In his article ‘Building inclusive societies in fragile states’, Seth Kaplan looks for ways to make the elite work more for the benefit of their countries and populations. Approaching the problem in this way is commendable but we might ask whether the tools presented would ultimately be used by those elites that are in the position to use them effectively.
In his article – and the book upon which it is based – Seth Kaplan aims to look at the power dynamics and the role of elites and then seeks ways to make the latter work more for the benefit of their countries and populations. He starts from the double premise that 1. governments do not work well and are easily corrupted or hijacked by powerful interests, and 2. societies are divided into many different identity groups. In his theory, these factors combine to create a governing system that inevitably produces inequitable social relationships and self-interested politics that work against the interests of the weak and deprived.
These premises can of course be criticized. Societies are never naturally divided, but fault lines are created and instrumentalized by political actors. Equally, governments are never monolithic nor are all individuals within them fully self-centred. Still, even if these are only half-truths, the conclusion that these assumptions change the way you analyze problems is correct. And this is the strength of the argument put forward in Kaplan’s article. He takes reality as a starting point and finds the openings, the margins for manoeuvre, and the potential points of leverage that change actors may have. He looks not at what the ideal would look like (fair and free elections leading to an inclusive government), but at what some of the mechanisms are that could lead to an improved – more inclusive, more pro-poor – situation.
This way of thinking is in line with political economy thinking, like the work by David Booth and others, and also with the work conducted by the Leadership for Development program and, more broadly, the Thinking and Working Politically community. It promotes a way of thinking that is more conscious of ‘how change comes about’ instead of ‘what change should look like’. Furthermore, Kaplan aims to take this even further by presenting concrete ideas on what levers may exist to entice such changes to come about.
But this is where the weakness of the article starts to emerge. It leaves us wondering who the audience of this book exactly is. Who are these recommendations intended for? Who has access to these levers and why would they use them? Kaplan states that ‘enlightened individuals’ within countries seeking to encourage more inclusive behaviour from elites are not without their own weapons to advance their agenda. At a later stage he points out the steps that could be taken by ‘members of the elite who want to nurture more inclusive and development-oriented states’. And further on he asks how ‘business, community and religious leaders’ can persuade political leaders to act more inclusively, wondering how ‘pro-reform forces’ can use their power to change the incentives of those who can bring about change.
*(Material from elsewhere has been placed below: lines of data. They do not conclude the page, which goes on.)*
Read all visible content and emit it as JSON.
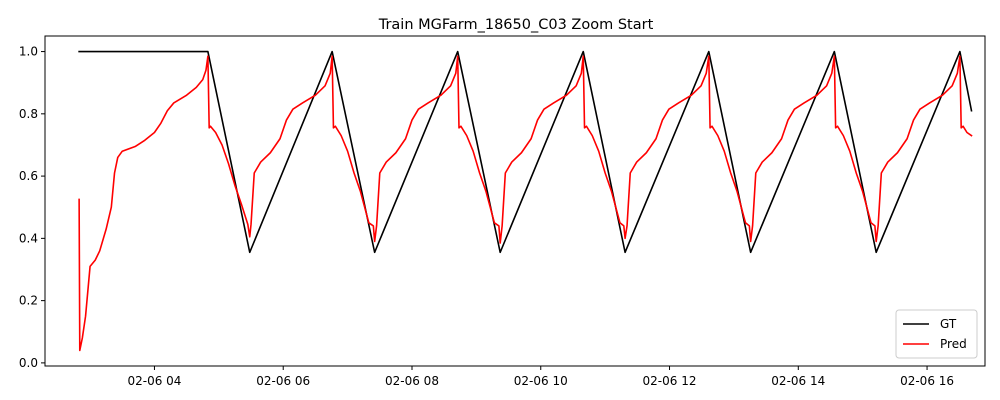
{
  "chart_data": {
    "type": "line",
    "title": "Train MGFarm_18650_C03 Zoom Start",
    "xlabel": "",
    "ylabel": "",
    "x_unit": "hours on 02-06",
    "xlim": [
      2.3,
      16.9
    ],
    "ylim": [
      -0.01,
      1.05
    ],
    "grid": false,
    "legend_position": "lower-right",
    "x_ticks": [
      {
        "value": 4,
        "label": "02-06 04"
      },
      {
        "value": 6,
        "label": "02-06 06"
      },
      {
        "value": 8,
        "label": "02-06 08"
      },
      {
        "value": 10,
        "label": "02-06 10"
      },
      {
        "value": 12,
        "label": "02-06 12"
      },
      {
        "value": 14,
        "label": "02-06 14"
      },
      {
        "value": 16,
        "label": "02-06 16"
      }
    ],
    "y_ticks": [
      {
        "value": 0.0,
        "label": "0.0"
      },
      {
        "value": 0.2,
        "label": "0.2"
      },
      {
        "value": 0.4,
        "label": "0.4"
      },
      {
        "value": 0.6,
        "label": "0.6"
      },
      {
        "value": 0.8,
        "label": "0.8"
      },
      {
        "value": 1.0,
        "label": "1.0"
      }
    ],
    "series": [
      {
        "name": "GT",
        "color": "#000000",
        "points": [
          [
            2.83,
            1.0
          ],
          [
            4.83,
            1.0
          ],
          [
            5.48,
            0.355
          ],
          [
            6.76,
            1.0
          ],
          [
            7.42,
            0.355
          ],
          [
            8.71,
            1.0
          ],
          [
            9.37,
            0.355
          ],
          [
            10.66,
            1.0
          ],
          [
            11.31,
            0.355
          ],
          [
            12.61,
            1.0
          ],
          [
            13.26,
            0.355
          ],
          [
            14.56,
            1.0
          ],
          [
            15.21,
            0.355
          ],
          [
            16.51,
            1.0
          ],
          [
            16.69,
            0.81
          ]
        ]
      },
      {
        "name": "Pred",
        "color": "#ff0000",
        "points": [
          [
            2.83,
            0.525
          ],
          [
            2.84,
            0.04
          ],
          [
            2.88,
            0.08
          ],
          [
            2.93,
            0.15
          ],
          [
            3.0,
            0.31
          ],
          [
            3.08,
            0.33
          ],
          [
            3.15,
            0.36
          ],
          [
            3.25,
            0.43
          ],
          [
            3.33,
            0.5
          ],
          [
            3.38,
            0.61
          ],
          [
            3.43,
            0.66
          ],
          [
            3.5,
            0.68
          ],
          [
            3.7,
            0.695
          ],
          [
            3.85,
            0.715
          ],
          [
            4.0,
            0.74
          ],
          [
            4.1,
            0.77
          ],
          [
            4.2,
            0.81
          ],
          [
            4.3,
            0.835
          ],
          [
            4.5,
            0.86
          ],
          [
            4.65,
            0.885
          ],
          [
            4.75,
            0.91
          ],
          [
            4.8,
            0.94
          ],
          [
            4.83,
            0.985
          ],
          [
            4.85,
            0.755
          ],
          [
            4.87,
            0.76
          ],
          [
            4.95,
            0.74
          ],
          [
            5.05,
            0.7
          ],
          [
            5.15,
            0.64
          ],
          [
            5.25,
            0.57
          ],
          [
            5.35,
            0.51
          ],
          [
            5.45,
            0.445
          ],
          [
            5.48,
            0.405
          ],
          [
            5.5,
            0.445
          ],
          [
            5.55,
            0.61
          ],
          [
            5.65,
            0.645
          ],
          [
            5.8,
            0.675
          ],
          [
            5.95,
            0.72
          ],
          [
            6.05,
            0.78
          ],
          [
            6.15,
            0.815
          ],
          [
            6.3,
            0.835
          ],
          [
            6.5,
            0.86
          ],
          [
            6.65,
            0.89
          ],
          [
            6.73,
            0.93
          ],
          [
            6.76,
            0.985
          ],
          [
            6.78,
            0.755
          ],
          [
            6.81,
            0.76
          ],
          [
            6.9,
            0.73
          ],
          [
            7.0,
            0.68
          ],
          [
            7.1,
            0.61
          ],
          [
            7.2,
            0.55
          ],
          [
            7.33,
            0.45
          ],
          [
            7.4,
            0.44
          ],
          [
            7.42,
            0.39
          ],
          [
            7.45,
            0.44
          ],
          [
            7.5,
            0.61
          ],
          [
            7.6,
            0.645
          ],
          [
            7.75,
            0.675
          ],
          [
            7.9,
            0.72
          ],
          [
            8.0,
            0.78
          ],
          [
            8.1,
            0.815
          ],
          [
            8.25,
            0.835
          ],
          [
            8.45,
            0.86
          ],
          [
            8.6,
            0.89
          ],
          [
            8.68,
            0.93
          ],
          [
            8.71,
            0.985
          ],
          [
            8.73,
            0.755
          ],
          [
            8.76,
            0.76
          ],
          [
            8.85,
            0.73
          ],
          [
            8.95,
            0.68
          ],
          [
            9.05,
            0.61
          ],
          [
            9.15,
            0.55
          ],
          [
            9.28,
            0.45
          ],
          [
            9.35,
            0.44
          ],
          [
            9.37,
            0.385
          ],
          [
            9.4,
            0.44
          ],
          [
            9.45,
            0.61
          ],
          [
            9.55,
            0.645
          ],
          [
            9.7,
            0.675
          ],
          [
            9.85,
            0.72
          ],
          [
            9.95,
            0.78
          ],
          [
            10.05,
            0.815
          ],
          [
            10.2,
            0.835
          ],
          [
            10.4,
            0.86
          ],
          [
            10.55,
            0.89
          ],
          [
            10.63,
            0.93
          ],
          [
            10.66,
            0.985
          ],
          [
            10.68,
            0.755
          ],
          [
            10.71,
            0.76
          ],
          [
            10.8,
            0.73
          ],
          [
            10.9,
            0.68
          ],
          [
            11.0,
            0.61
          ],
          [
            11.1,
            0.55
          ],
          [
            11.23,
            0.45
          ],
          [
            11.29,
            0.44
          ],
          [
            11.31,
            0.4
          ],
          [
            11.34,
            0.44
          ],
          [
            11.39,
            0.61
          ],
          [
            11.49,
            0.645
          ],
          [
            11.64,
            0.675
          ],
          [
            11.79,
            0.72
          ],
          [
            11.89,
            0.78
          ],
          [
            11.99,
            0.815
          ],
          [
            12.14,
            0.835
          ],
          [
            12.34,
            0.86
          ],
          [
            12.49,
            0.89
          ],
          [
            12.57,
            0.93
          ],
          [
            12.61,
            0.985
          ],
          [
            12.63,
            0.755
          ],
          [
            12.66,
            0.76
          ],
          [
            12.75,
            0.73
          ],
          [
            12.85,
            0.68
          ],
          [
            12.95,
            0.61
          ],
          [
            13.05,
            0.55
          ],
          [
            13.18,
            0.45
          ],
          [
            13.24,
            0.44
          ],
          [
            13.26,
            0.39
          ],
          [
            13.29,
            0.44
          ],
          [
            13.34,
            0.61
          ],
          [
            13.44,
            0.645
          ],
          [
            13.59,
            0.675
          ],
          [
            13.74,
            0.72
          ],
          [
            13.84,
            0.78
          ],
          [
            13.94,
            0.815
          ],
          [
            14.09,
            0.835
          ],
          [
            14.29,
            0.86
          ],
          [
            14.44,
            0.89
          ],
          [
            14.52,
            0.93
          ],
          [
            14.56,
            0.985
          ],
          [
            14.58,
            0.755
          ],
          [
            14.61,
            0.76
          ],
          [
            14.7,
            0.73
          ],
          [
            14.8,
            0.68
          ],
          [
            14.9,
            0.61
          ],
          [
            15.0,
            0.55
          ],
          [
            15.13,
            0.45
          ],
          [
            15.19,
            0.44
          ],
          [
            15.21,
            0.39
          ],
          [
            15.24,
            0.44
          ],
          [
            15.29,
            0.61
          ],
          [
            15.39,
            0.645
          ],
          [
            15.54,
            0.675
          ],
          [
            15.69,
            0.72
          ],
          [
            15.79,
            0.78
          ],
          [
            15.89,
            0.815
          ],
          [
            16.04,
            0.835
          ],
          [
            16.24,
            0.86
          ],
          [
            16.39,
            0.89
          ],
          [
            16.47,
            0.93
          ],
          [
            16.51,
            0.985
          ],
          [
            16.53,
            0.755
          ],
          [
            16.56,
            0.76
          ],
          [
            16.62,
            0.74
          ],
          [
            16.69,
            0.73
          ]
        ]
      }
    ]
  }
}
It is therefore clear that Kaplan views ‘enlightened individuals’, pro-reform forces and those that aim to persuade the elite to become more inclusive as the change-makers. Yet in most examples that he provides this enlightened individual (Kagame, Soharto) is the head of state itself. This individual is already the head of the elite, and is therefore apparently no longer in need of convincing. Many of the concrete tools or ideas that Kaplan offers require a high degree of influence or political power to implement. An inclusive, pro-development ideology for instance tends to be professed by governments, not by business or religious leaders. What if the political elite are not willing to use these weapons, for the very reason that Kaplan himself describes, because they are more interested in maintaining the status quo? How applicable are these ‘weapons’ or ‘tools’ really for an individual who is relatively powerless?
Kaplan makes a good attempt to try and break open the black box of ‘political will’ by looking at where coalitions can be formed that work both for (some of) the elite and for (some of) the poor, and how such coalitions can be incentivized. But he still cannot give us an answer on what can be done when the elite is not so inclined, although the last section on incentives starts to make some headway in that direction. Furthermore, he still leaves us with the question on how these power asymmetries underpinning exclusion – the institutional bias that he starts off with – will ultimately be changed. Because without a fundamental change in these asymmetries it is doubtful the exclusion will disappear, even if growth begets more growth.
However these notes are not meant as a criticism of the argument Kaplan is putting forward. They are perhaps more a testimony of how difficult it really is – for any change agent – to make any change come about under these circumstances. Finding even the smallest lever for change is already no mean feat, and I wish more people would make as great an effort as I know Kaplan has made to answer these questions.